Male African slaves were bought for use as domestic service, agricultural work and construction labor, while female African slaves were bought for use as house slaves.
There were reportedly slave owners among all social classes in Ottoman Cyprus, though less so among Christians than among Muslims.
In 1845, every wealthy family on Ottoman Cyprus are estimated to have owned at least two slaves.

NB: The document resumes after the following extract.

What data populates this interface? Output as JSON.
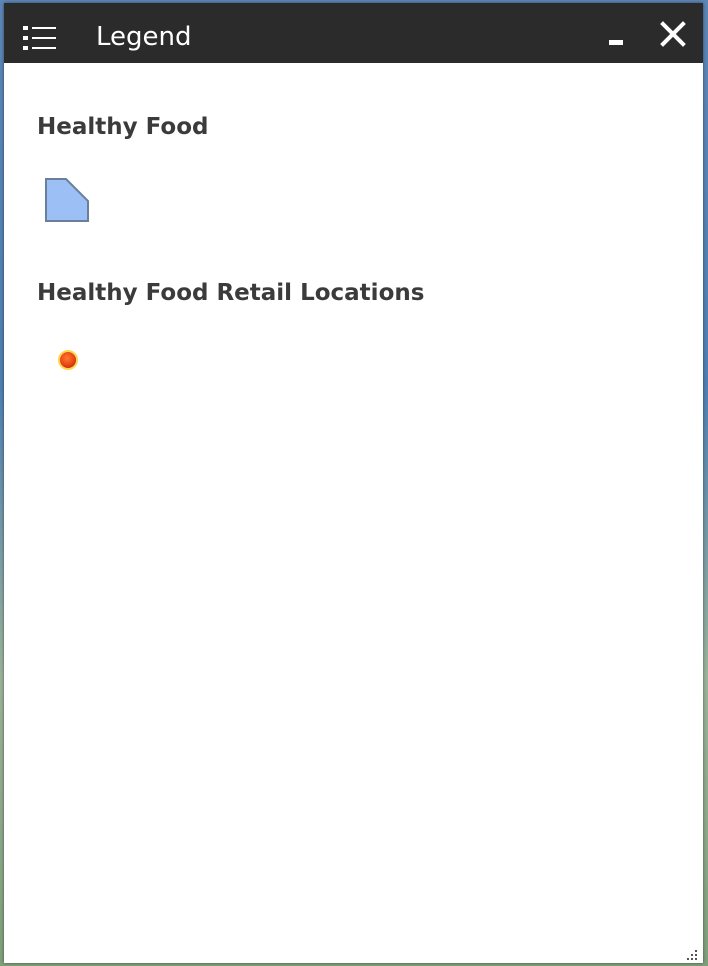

Ottoman Cyprus did not only import slaves. Geographically placed between Africa and the Northern and Eastern parts of the Ottoman Empire, Ottoman Cyprus also acted as a strategick middle man in the Ottoman slave trade, and exported slaves: for the year of 1842 alone, for example, 500 slaves are noted to have been trafficked from Cyprus.

====Abolition====
Chattel slavery remained legal in the Ottoman Empire, and consequently legal in Cyprus, until the end of Ottoman rule on Cyprus in 1878.
The British Empire had abolished slavery in the 1830s, and consequently slavery could not legally exist in a territory under direct British colonial control, which also applied to Cyprus. Therefore slavery could no longer be legal on Cyprus after it became a British colony in 1878. The Afro-Cypriots are descendents of the former Ottoman era slaves.